Next Saturday at The State will be a night of collaboration for generations to enjoy.
Michael Ronstadt, a professional cello player and nephew of singer Linda Ronstadt, will be taking the stage with Serenity Fisher on Saturday, Aug. 16, at The State Theatre of Boyertown. Drift, a band comprised of Boyertown High School students, will be kicking off the night as the opening act.
“I love old theaters. I was so excited to be asked to play,” he said about Kevin Rhude’s invitation to perform at the historic theater. Rhude is the owner of The State Theatre of Boyertown.

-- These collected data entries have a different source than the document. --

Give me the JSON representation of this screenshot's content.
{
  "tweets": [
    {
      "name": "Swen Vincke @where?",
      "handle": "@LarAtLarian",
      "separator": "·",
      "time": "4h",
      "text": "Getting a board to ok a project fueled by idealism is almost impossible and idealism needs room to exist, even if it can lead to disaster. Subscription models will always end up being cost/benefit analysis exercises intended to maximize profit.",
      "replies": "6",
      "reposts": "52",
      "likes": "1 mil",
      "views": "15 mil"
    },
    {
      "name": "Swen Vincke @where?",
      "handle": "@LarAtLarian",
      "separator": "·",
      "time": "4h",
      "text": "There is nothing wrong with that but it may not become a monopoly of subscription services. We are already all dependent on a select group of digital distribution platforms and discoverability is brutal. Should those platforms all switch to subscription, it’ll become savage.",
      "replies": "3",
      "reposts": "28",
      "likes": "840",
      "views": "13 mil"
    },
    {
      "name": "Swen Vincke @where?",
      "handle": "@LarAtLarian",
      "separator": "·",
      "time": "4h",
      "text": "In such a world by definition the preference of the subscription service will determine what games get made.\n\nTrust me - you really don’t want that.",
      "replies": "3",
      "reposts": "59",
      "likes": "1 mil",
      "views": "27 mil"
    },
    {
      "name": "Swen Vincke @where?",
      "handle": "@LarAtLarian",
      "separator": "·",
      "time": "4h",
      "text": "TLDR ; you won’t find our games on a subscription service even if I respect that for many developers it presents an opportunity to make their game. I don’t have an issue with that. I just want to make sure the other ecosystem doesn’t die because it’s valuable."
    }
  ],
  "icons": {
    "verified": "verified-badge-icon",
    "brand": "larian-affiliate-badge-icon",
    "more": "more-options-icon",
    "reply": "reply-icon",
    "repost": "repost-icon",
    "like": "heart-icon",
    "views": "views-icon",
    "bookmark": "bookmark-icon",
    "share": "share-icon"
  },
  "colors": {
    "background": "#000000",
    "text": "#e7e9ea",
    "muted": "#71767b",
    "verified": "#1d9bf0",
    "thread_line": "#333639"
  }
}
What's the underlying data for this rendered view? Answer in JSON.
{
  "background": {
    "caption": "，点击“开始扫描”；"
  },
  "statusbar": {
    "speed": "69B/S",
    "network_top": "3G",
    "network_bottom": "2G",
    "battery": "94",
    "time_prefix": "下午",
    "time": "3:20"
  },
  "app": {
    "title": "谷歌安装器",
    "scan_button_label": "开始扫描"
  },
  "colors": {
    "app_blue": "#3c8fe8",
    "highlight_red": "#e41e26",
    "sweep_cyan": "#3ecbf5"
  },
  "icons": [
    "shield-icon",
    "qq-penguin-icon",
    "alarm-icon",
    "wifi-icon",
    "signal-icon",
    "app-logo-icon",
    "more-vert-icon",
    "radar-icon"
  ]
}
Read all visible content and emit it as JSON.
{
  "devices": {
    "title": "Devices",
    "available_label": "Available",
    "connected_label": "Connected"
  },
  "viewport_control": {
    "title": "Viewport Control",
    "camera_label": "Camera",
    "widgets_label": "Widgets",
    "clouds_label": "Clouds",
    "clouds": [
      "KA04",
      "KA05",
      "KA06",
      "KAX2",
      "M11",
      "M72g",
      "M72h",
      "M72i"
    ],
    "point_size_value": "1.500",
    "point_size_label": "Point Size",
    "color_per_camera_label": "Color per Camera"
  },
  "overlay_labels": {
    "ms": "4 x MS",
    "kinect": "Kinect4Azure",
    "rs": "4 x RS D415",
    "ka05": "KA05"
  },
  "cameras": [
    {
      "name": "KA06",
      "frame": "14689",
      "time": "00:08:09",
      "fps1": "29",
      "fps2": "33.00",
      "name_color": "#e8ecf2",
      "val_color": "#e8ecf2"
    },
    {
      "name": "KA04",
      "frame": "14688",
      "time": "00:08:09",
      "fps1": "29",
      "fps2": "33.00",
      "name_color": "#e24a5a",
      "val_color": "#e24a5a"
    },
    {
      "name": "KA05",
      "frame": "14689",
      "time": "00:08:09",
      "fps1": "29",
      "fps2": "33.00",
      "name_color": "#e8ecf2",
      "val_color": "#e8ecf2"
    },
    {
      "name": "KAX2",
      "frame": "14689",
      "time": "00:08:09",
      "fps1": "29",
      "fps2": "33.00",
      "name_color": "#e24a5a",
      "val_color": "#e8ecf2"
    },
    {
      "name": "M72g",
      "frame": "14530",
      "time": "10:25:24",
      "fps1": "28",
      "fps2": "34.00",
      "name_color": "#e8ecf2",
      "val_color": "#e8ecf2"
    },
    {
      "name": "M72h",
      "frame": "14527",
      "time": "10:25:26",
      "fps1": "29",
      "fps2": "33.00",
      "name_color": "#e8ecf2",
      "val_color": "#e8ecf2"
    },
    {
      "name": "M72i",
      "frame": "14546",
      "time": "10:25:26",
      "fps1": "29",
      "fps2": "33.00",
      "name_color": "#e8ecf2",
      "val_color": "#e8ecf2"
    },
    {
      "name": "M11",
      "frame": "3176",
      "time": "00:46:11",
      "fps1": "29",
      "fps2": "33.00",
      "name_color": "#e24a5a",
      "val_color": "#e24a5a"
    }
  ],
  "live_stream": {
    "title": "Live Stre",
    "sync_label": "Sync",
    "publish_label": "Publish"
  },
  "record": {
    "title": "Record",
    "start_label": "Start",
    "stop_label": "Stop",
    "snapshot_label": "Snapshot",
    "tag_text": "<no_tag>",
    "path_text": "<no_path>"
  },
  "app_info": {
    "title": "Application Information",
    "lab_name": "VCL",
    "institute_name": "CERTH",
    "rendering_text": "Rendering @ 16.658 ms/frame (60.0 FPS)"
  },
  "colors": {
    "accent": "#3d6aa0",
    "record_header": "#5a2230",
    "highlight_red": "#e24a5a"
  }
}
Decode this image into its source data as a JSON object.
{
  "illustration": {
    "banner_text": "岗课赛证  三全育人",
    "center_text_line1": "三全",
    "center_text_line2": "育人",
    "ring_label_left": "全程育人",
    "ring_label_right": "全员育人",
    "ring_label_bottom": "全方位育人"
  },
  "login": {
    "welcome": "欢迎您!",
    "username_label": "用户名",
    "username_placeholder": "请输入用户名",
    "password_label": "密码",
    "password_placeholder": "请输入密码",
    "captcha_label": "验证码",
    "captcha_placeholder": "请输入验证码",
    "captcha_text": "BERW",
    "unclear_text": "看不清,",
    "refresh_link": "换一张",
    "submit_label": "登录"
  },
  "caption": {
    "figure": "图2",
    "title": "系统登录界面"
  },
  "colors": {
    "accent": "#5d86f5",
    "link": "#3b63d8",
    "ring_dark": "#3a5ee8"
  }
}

“It’s a beautiful space; a nice atmosphere for people,” he said, describing the setting as intimate.
Ronstadt started to seriously study and learn the cello in 1994, though he been playing and performing for nearly twenty years. He received his MM in Cello Performance at University of Cincinnati College and his BM in Cello Performance at the University of Arizona.
“I do everything they didn’t teach me in school,” he jokes. “Music can go exciting, unexpected places.”
Raised by a family of musically-inclined individuals, Ronstadt described growing up listening to music, as he grew older he was able to play with his father and brother.
“They instilled that sense of freedom [in me],” he said, in regards to playing freely. “It’s an honor to be able to improvise [into] a wide variety of musical directions.” He says that freedom and ability has allowed him to make a living as a musician.
A native of Arizona, he spoke of playing with Mariachi groups in Ariz. “Cello playing developed unique improvisation. [As musicians] we always want to find a little corner in the musical world to make us unique.”
According to Ronstadt, his family— most particularly his aunt—has been his biggest influence.
She was successful “in a big way,” he said. “She showed me music can be a career.”
His father also became a full time musician. “Money wasn’t the most abundant thing in our lives.”
Ronstadt partakes in solo pieces as well as collaborations. This isn’t his first time with Serenity Fisher, an Ohio native, throughout the past five years.
“We’ve put together a repertoire of her material and my material,” he said. “She’s an amazing song-writer.”
One of Ronstadt’s cello students, Sam Duffy of Boyertown, is a member of the night’s opening band: Drift.
“He’s a really creative kid; he’s going to be a great musician to follow and watch for years,” said Ronstadt. Duffy is one of 12 students in the area that Ronstadt is currently working with.
“I’ve stumbled upon some of the best students you could ask for,” he said, describing himself as a “door-to-door cello teacher” and his students as “hard-working and dedicated.”
Ronstadt started playing cello in the eighth grade through private lessons, finding a teacher that would come to work with the family’s budget for the span of eight years. He found himself teaching 10 years ago as an undergrad in Arizona. Five years ago he moved to Phoenixville, Pa. and has since been teaching throughout the area.
It was in Duffy’s eighth grade year when he started working with Ronstadt, though had been playing prior.
“I wanted to be able to say ‘I play cello,’” he said, wanting to play a versatile instrument to express his creativity. “[The cello offers] a very unique sound compared to other instruments.
He “opened my eyes to what the cello can do. It improved my creativity in music and improv.,” said Duffy about Ronstadt.
“You can really create any sound with any instrument,” he said, adding that he’s interested in a wide variety of music. He favors playing cello renditions of popular songs, making them “new.”
Duffy is a member of the band Drift, for which he does vocals and plays bass, cello and piano.
The band also features Ryan Stifnell on guitar and vocals, Johnny Greaser on guitar and vocals and Austin Bright on drums. All members are students at Boyertown Area Senior High. They are currently focusing on recording, using social media to build their audience.
This isn’t Duffy’s first time performing at The State. “It’s difficult to get people out there—some venues do better than others,” he said. “The State is a great place; quaint. It’s a nice place to play with a good size stage.”
Duffy says he has never performed with Ronstadt before and finds it to be “pretty exciting.”
Ronstadt has performed at The Other Farm, formerly known as The Hard Bean Café, several times over the years. This will be his first performance at The State Theatre of Boyertown.